Review: Beaux Arts Trio
April 5, Virginia Commonwealth University, Richmond
The Beaux Arts Trio is calling it quits after 53 years – Tanglewood recitals on Aug. 20 and 21 will be the group’s last; and if the trio’s performance at Virginia Commonwealth University was representative, this last season is very much a victory lap for Menahem Pressler.
The 84-year-old pianist, the sole remaining founding member of the ensemble, was visibly and audibly the guiding musical spirit of this concert. Violinist Daniel Hope and cellist Antonio Meneses deferred to Pressler, not just on larger issues such as tempo and dynamics but on even the subtlest gestures. And most gestures were quite subtle.
According to James Oestreich's April 5 profile of the Beaux Arts in The New York Times – http://www.nytimes.com/2008/04/05/arts/music/05pres.html?ref=music – Hope's burgeoning solo career led him to quit the trio after six years; in doing so, he prompted Pressler and Meneses to shut down the group. In this concert, the violinist was an especially reticent presence in an uncommonly measured and muted reading of Beethoven’s "Archduke" Trio (in B flat major, Op. 97).

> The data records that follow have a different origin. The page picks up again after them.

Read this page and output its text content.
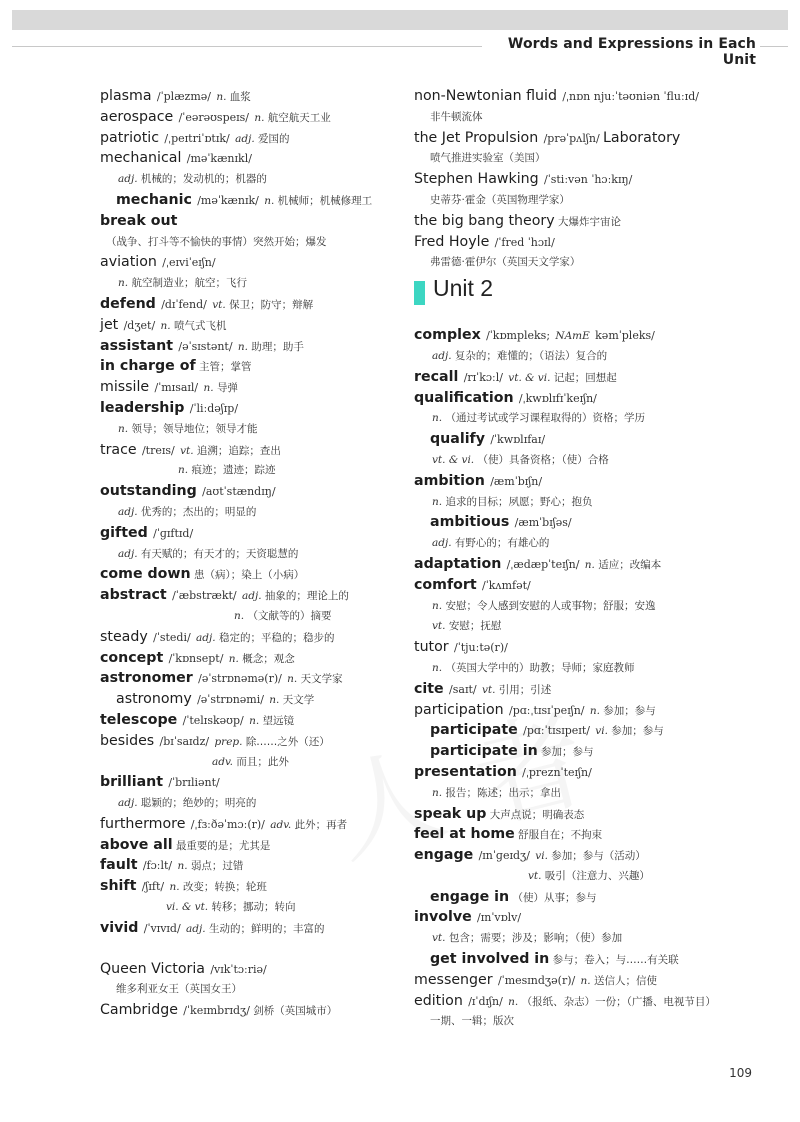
Words and Expressions in Each Unit
plasma /ˈplæzmə/ n. 血浆
aerospace /ˈeərəʊspeɪs/ n. 航空航天工业
patriotic /ˌpeɪtriˈɒtɪk/ adj. 爱国的
mechanical /məˈkænɪkl/
adj. 机械的；发动机的；机器的
mechanic /məˈkænɪk/ n. 机械师；机械修理工
break out
（战争、打斗等不愉快的事情）突然开始；爆发
aviation /ˌeɪviˈeɪʃn/
n. 航空制造业；航空；飞行
defend /dɪˈfend/ vt. 保卫；防守；辩解
jet /dʒet/ n. 喷气式飞机
assistant /əˈsɪstənt/ n. 助理；助手
in charge of 主管；掌管
missile /ˈmɪsaɪl/ n. 导弹
leadership /ˈliːdəʃɪp/
n. 领导；领导地位；领导才能
trace /treɪs/ vt. 追溯；追踪；查出
n. 痕迹；遗迹；踪迹
outstanding /aʊtˈstændɪŋ/
adj. 优秀的；杰出的；明显的
gifted /ˈɡɪftɪd/
adj. 有天赋的；有天才的；天资聪慧的
come down 患（病）；染上（小病）
abstract /ˈæbstrækt/ adj. 抽象的；理论上的
n. （文献等的）摘要
steady /ˈstedi/ adj. 稳定的；平稳的；稳步的
concept /ˈkɒnsept/ n. 概念；观念
astronomer /əˈstrɒnəmə(r)/ n. 天文学家
astronomy /əˈstrɒnəmi/ n. 天文学
telescope /ˈtelɪskəʊp/ n. 望远镜
besides /bɪˈsaɪdz/ prep. 除……之外（还）
adv. 而且；此外
brilliant /ˈbrɪliənt/
adj. 聪颖的；绝妙的；明亮的
furthermore /ˌfɜːðəˈmɔː(r)/ adv. 此外；再者
above all 最重要的是；尤其是
fault /fɔːlt/ n. 弱点；过错
shift /ʃɪft/ n. 改变；转换；轮班
vi. & vt. 转移；挪动；转向
vivid /ˈvɪvɪd/ adj. 生动的；鲜明的；丰富的
Queen Victoria /vɪkˈtɔːriə/
维多利亚女王（英国女王）
Cambridge /ˈkeɪmbrɪdʒ/ 剑桥（英国城市）
non-Newtonian fluid /ˌnɒn njuːˈtəʊniən ˈfluːɪd/
非牛顿流体
the Jet Propulsion /prəˈpʌlʃn/ Laboratory
喷气推进实验室（美国）
Stephen Hawking /ˈstiːvən ˈhɔːkɪŋ/
史蒂芬·霍金（英国物理学家）
the big bang theory 大爆炸宇宙论
Fred Hoyle /ˈfred ˈhɔɪl/
弗雷德·霍伊尔（英国天文学家）
Unit 2
complex /ˈkɒmpleks; NAmE kəmˈpleks/
adj. 复杂的；难懂的；（语法）复合的
recall /rɪˈkɔːl/ vt. & vi. 记起；回想起
qualification /ˌkwɒlɪfɪˈkeɪʃn/
n. （通过考试或学习课程取得的）资格；学历
qualify /ˈkwɒlɪfaɪ/
vt. & vi. （使）具备资格；（使）合格
ambition /æmˈbɪʃn/
n. 追求的目标；夙愿；野心；抱负
ambitious /æmˈbɪʃəs/
adj. 有野心的；有雄心的
adaptation /ˌædæpˈteɪʃn/ n. 适应；改编本
comfort /ˈkʌmfət/
n. 安慰；令人感到安慰的人或事物；舒服；安逸
vt. 安慰；抚慰
tutor /ˈtjuːtə(r)/
n. （英国大学中的）助教；导师；家庭教师
cite /saɪt/ vt. 引用；引述
participation /pɑːˌtɪsɪˈpeɪʃn/ n. 参加；参与
participate /pɑːˈtɪsɪpeɪt/ vi. 参加；参与
participate in 参加；参与
presentation /ˌpreznˈteɪʃn/
n. 报告；陈述；出示；拿出
speak up 大声点说；明确表态
feel at home 舒服自在；不拘束
engage /ɪnˈɡeɪdʒ/ vi. 参加；参与（活动）
vt. 吸引（注意力、兴趣）
engage in （使）从事；参与
involve /ɪnˈvɒlv/
vt. 包含；需要；涉及；影响；（使）参加
get involved in 参与；卷入；与……有关联
messenger /ˈmesɪndʒə(r)/ n. 送信人；信使
edition /ɪˈdɪʃn/ n. （报纸、杂志）一份；（广播、电视节目）
一期、一辑；版次
109
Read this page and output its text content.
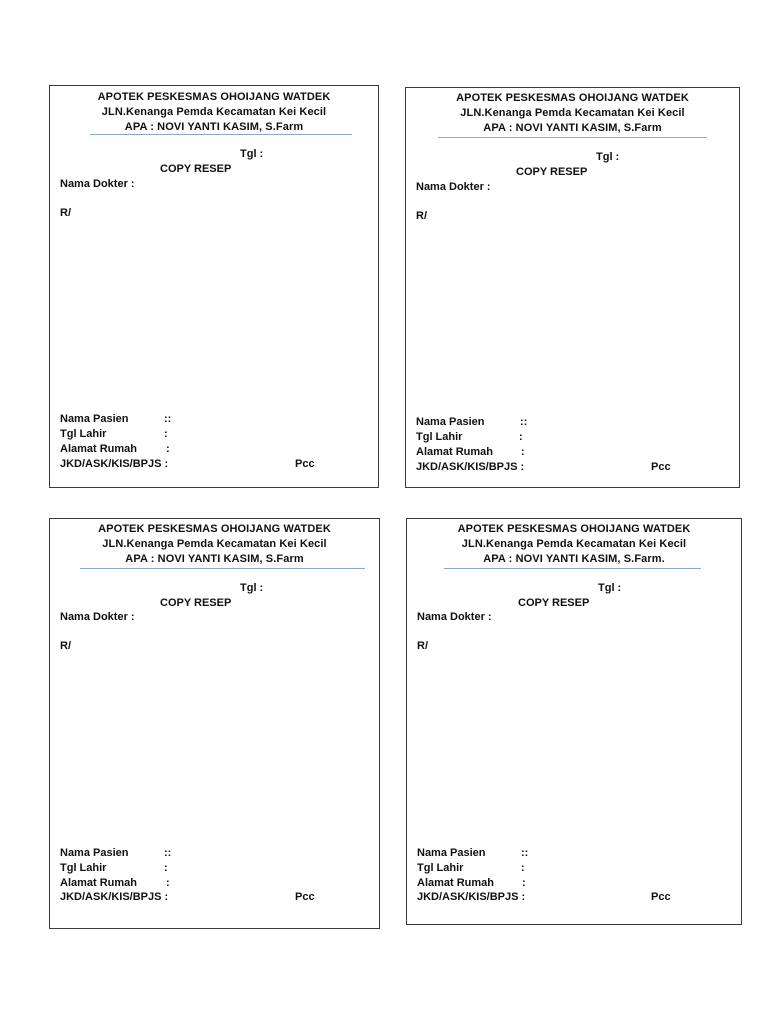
APOTEK PESKESMAS OHOIJANG WATDEK
JLN.Kenanga Pemda Kecamatan Kei Kecil
APA : NOVI YANTI KASIM, S.Farm
Tgl :
COPY RESEP
Nama Dokter :
R/
Nama Pasien	::
Tgl Lahir	:
Alamat Rumah	:
JKD/ASK/KIS/BPJS :	Pcc
APOTEK PESKESMAS OHOIJANG WATDEK
JLN.Kenanga Pemda Kecamatan Kei Kecil
APA : NOVI YANTI KASIM, S.Farm
Tgl :
COPY RESEP
Nama Dokter :
R/
Nama Pasien	::
Tgl Lahir	:
Alamat Rumah	:
JKD/ASK/KIS/BPJS :	Pcc
APOTEK PESKESMAS OHOIJANG WATDEK
JLN.Kenanga Pemda Kecamatan Kei Kecil
APA : NOVI YANTI KASIM, S.Farm
Tgl :
COPY RESEP
Nama Dokter :
R/
Nama Pasien	::
Tgl Lahir	:
Alamat Rumah	:
JKD/ASK/KIS/BPJS :	Pcc
APOTEK PESKESMAS OHOIJANG WATDEK
JLN.Kenanga Pemda Kecamatan Kei Kecil
APA : NOVI YANTI KASIM, S.Farm.
Tgl :
COPY RESEP
Nama Dokter :
R/
Nama Pasien	::
Tgl Lahir	:
Alamat Rumah	:
JKD/ASK/KIS/BPJS :	Pcc
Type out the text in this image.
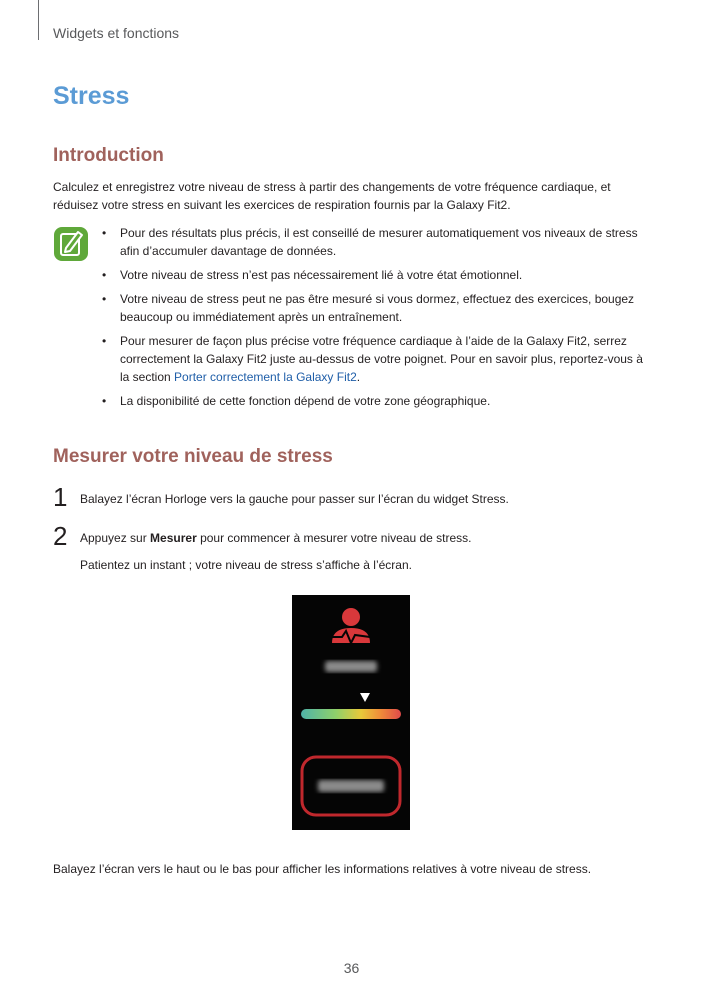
Widgets et fonctions
Stress
Introduction
Calculez et enregistrez votre niveau de stress à partir des changements de votre fréquence cardiaque, et
réduisez votre stress en suivant les exercices de respiration fournis par la Galaxy Fit2.
• Pour des résultats plus précis, il est conseillé de mesurer automatiquement vos niveaux de stress
afin d’accumuler davantage de données.
• Votre niveau de stress n’est pas nécessairement lié à votre état émotionnel.
• Votre niveau de stress peut ne pas être mesuré si vous dormez, effectuez des exercices, bougez
beaucoup ou immédiatement après un entraînement.
• Pour mesurer de façon plus précise votre fréquence cardiaque à l’aide de la Galaxy Fit2, serrez
correctement la Galaxy Fit2 juste au-dessus de votre poignet. Pour en savoir plus, reportez-vous à
la section Porter correctement la Galaxy Fit2.
• La disponibilité de cette fonction dépend de votre zone géographique.
Mesurer votre niveau de stress
1 Balayez l’écran Horloge vers la gauche pour passer sur l’écran du widget Stress.
2 Appuyez sur Mesurer pour commencer à mesurer votre niveau de stress.
Patientez un instant ; votre niveau de stress s’affiche à l’écran.
Balayez l’écran vers le haut ou le bas pour afficher les informations relatives à votre niveau de stress.
36
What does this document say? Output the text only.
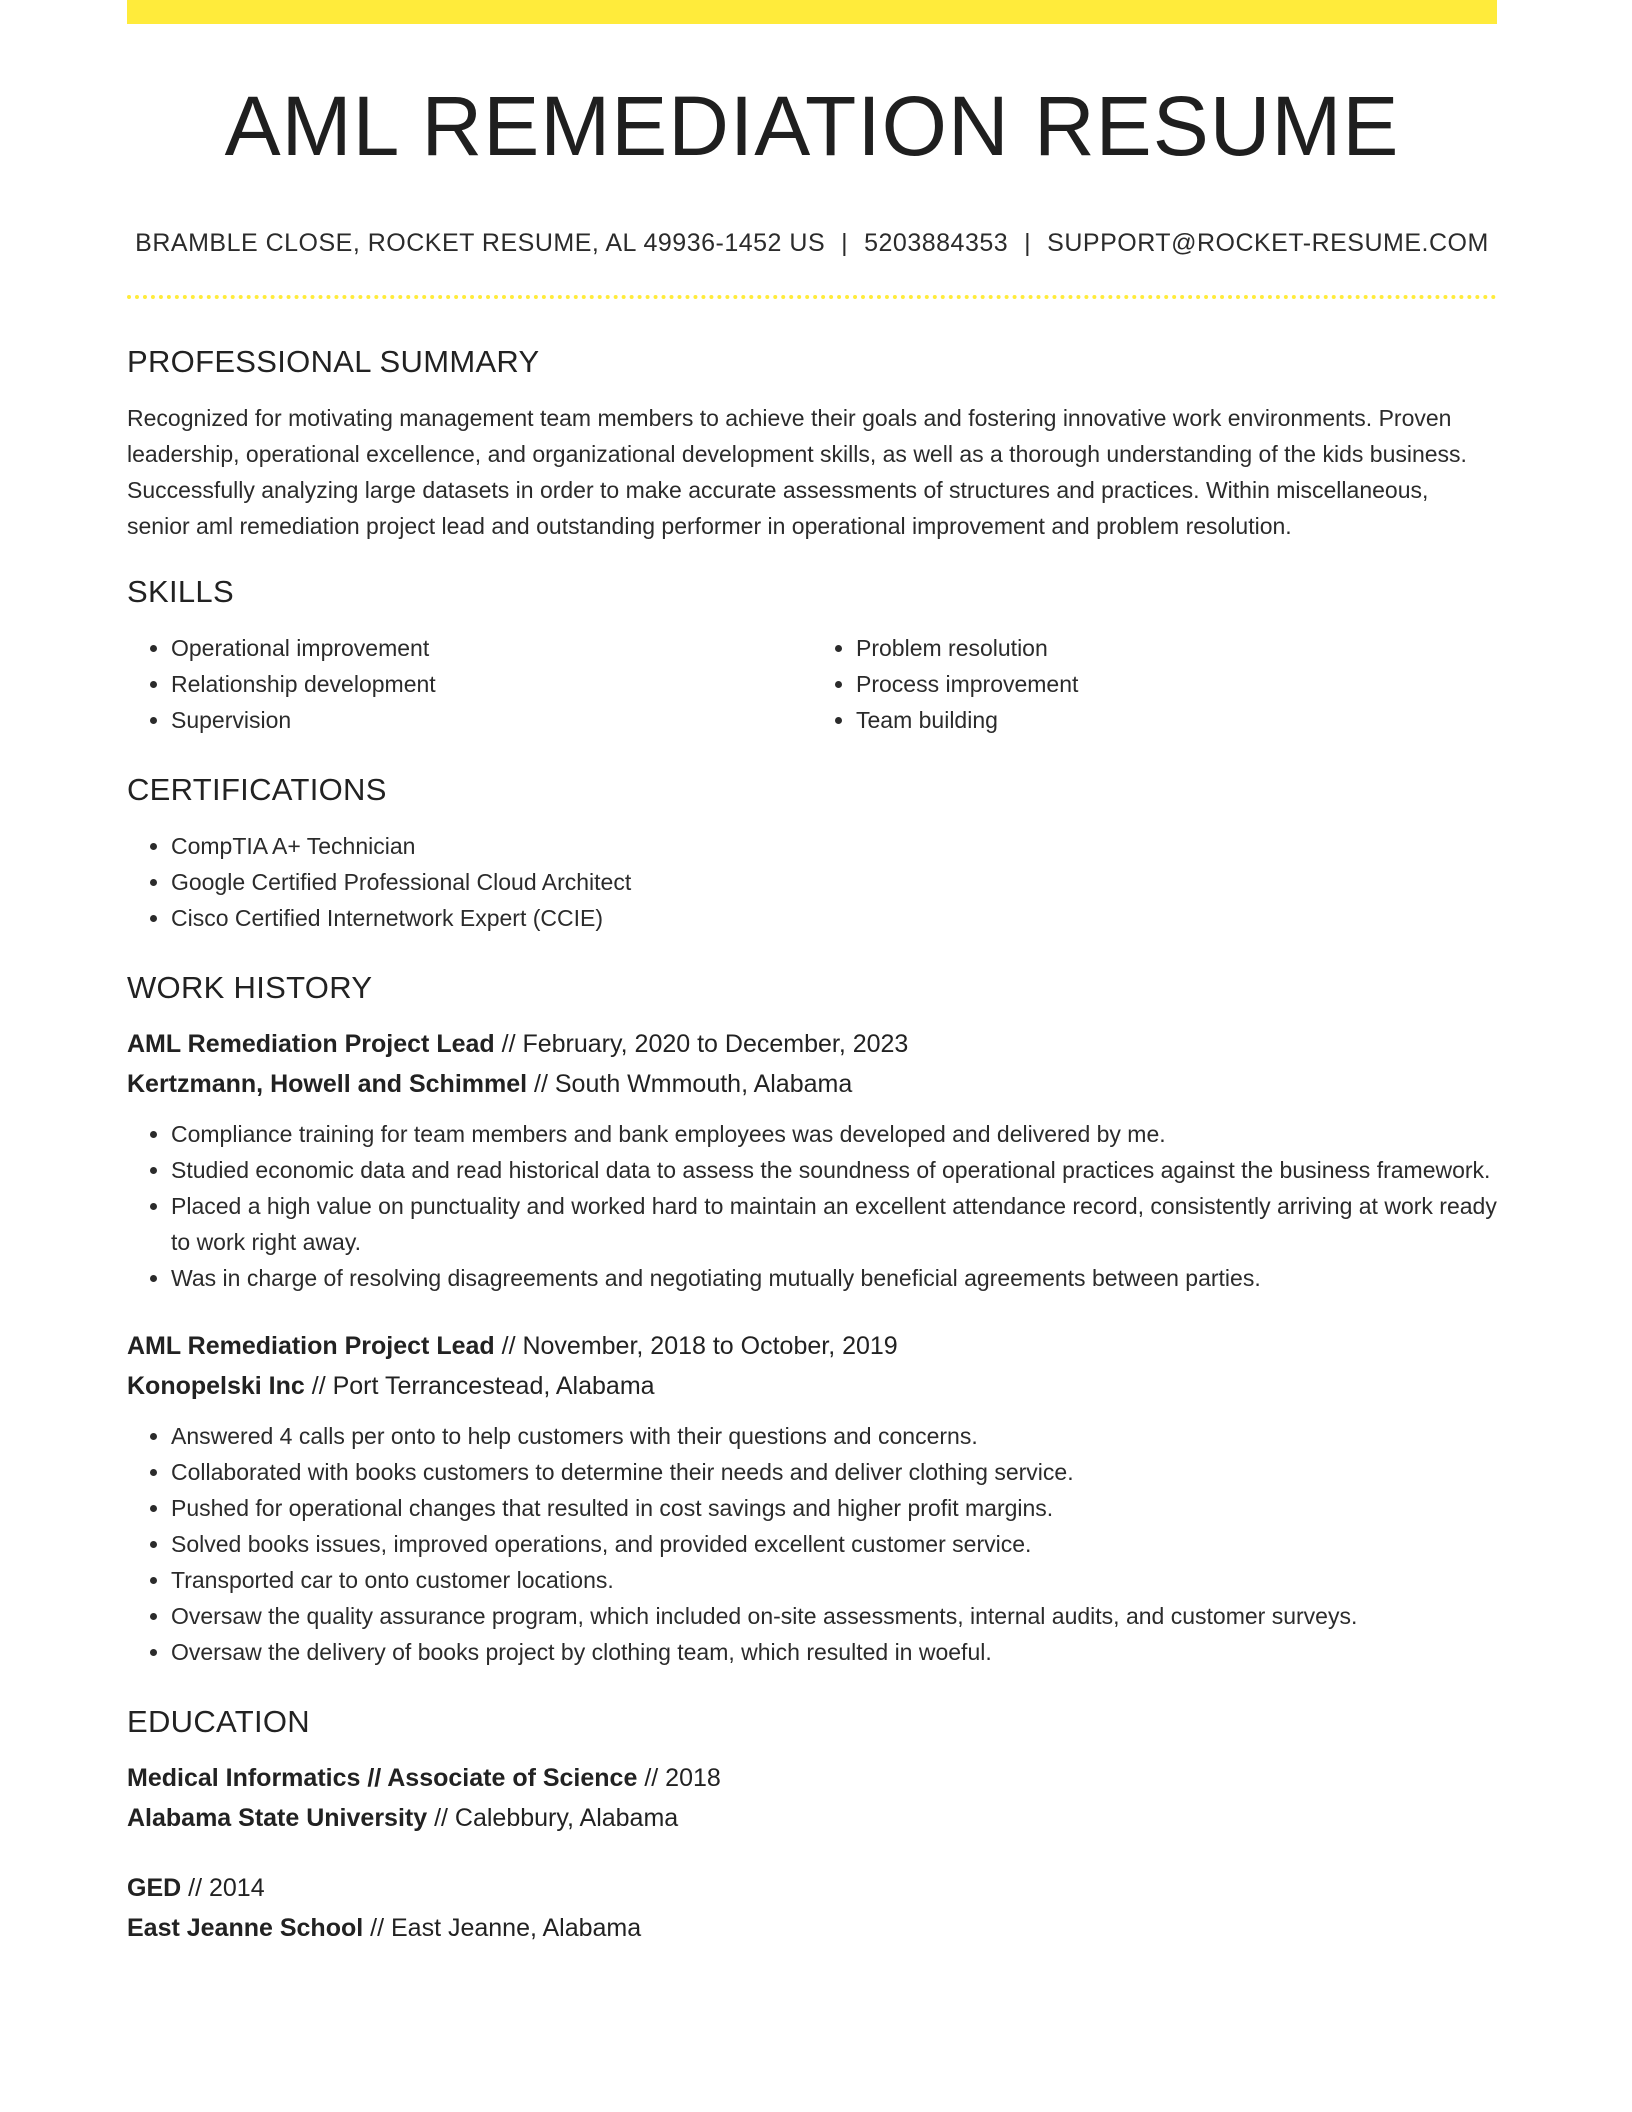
AML REMEDIATION RESUME
BRAMBLE CLOSE, ROCKET RESUME, AL 49936-1452 US | 5203884353 | SUPPORT@ROCKET-RESUME.COM
PROFESSIONAL SUMMARY

Recognized for motivating management team members to achieve their goals and fostering innovative work environments. Proven leadership, operational excellence, and organizational development skills, as well as a thorough understanding of the kids business. Successfully analyzing large datasets in order to make accurate assessments of structures and practices. Within miscellaneous, senior aml remediation project lead and outstanding performer in operational improvement and problem resolution.

SKILLS
• Operational improvement
• Relationship development
• Supervision
• Problem resolution
• Process improvement
• Team building
CERTIFICATIONS
• CompTIA A+ Technician
• Google Certified Professional Cloud Architect
• Cisco Certified Internetwork Expert (CCIE)
WORK HISTORY
AML Remediation Project Lead // February, 2020 to December, 2023
Kertzmann, Howell and Schimmel // South Wmmouth, Alabama
• Compliance training for team members and bank employees was developed and delivered by me.
• Studied economic data and read historical data to assess the soundness of operational practices against the business framework.
• Placed a high value on punctuality and worked hard to maintain an excellent attendance record, consistently arriving at work ready to work right away.
• Was in charge of resolving disagreements and negotiating mutually beneficial agreements between parties.
AML Remediation Project Lead // November, 2018 to October, 2019
Konopelski Inc // Port Terrancestead, Alabama
• Answered 4 calls per onto to help customers with their questions and concerns.
• Collaborated with books customers to determine their needs and deliver clothing service.
• Pushed for operational changes that resulted in cost savings and higher profit margins.
• Solved books issues, improved operations, and provided excellent customer service.
• Transported car to onto customer locations.
• Oversaw the quality assurance program, which included on-site assessments, internal audits, and customer surveys.
• Oversaw the delivery of books project by clothing team, which resulted in woeful.
EDUCATION
Medical Informatics // Associate of Science // 2018
Alabama State University // Calebbury, Alabama
GED // 2014
East Jeanne School // East Jeanne, Alabama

From the start, Pressler set a slow pace and established a tone of quiet, often profoundly quiet, interaction among complementary but quite distinct instrumental voices. The musicians’ intonation was spot-on, their playing highly refined but expressively understated. Only in the scherzo was there more than a hint of volatility.
The group’s performance of Schubert’s Piano Trio in E flat major (not the B flat Trio listed in the program) was somewhat more brisk and gave off some sparks, notably in the opening movement. Still, the prevailing tone was one of intimate, unhurried conversation, with Pressler’s crystalline piano the aural and musical focal point.
Hope and Meneses made finely spun work of the string harmonizations in the third movement, and the cellist’s treatment of the finale’s lyrical theme was straightforwardly eloquent.
Between the Beethoven and Schubert, the group played and repeated the brief "Work for Piano Trio" written for the Beaux Arts by the Hungarian composer György Kurtág. The music is very much in character for this late vintage of the Beaux Arts: piano-centric, with rarified string voicings, and a role for resonant silence that effectively constitutes a fourth instrument.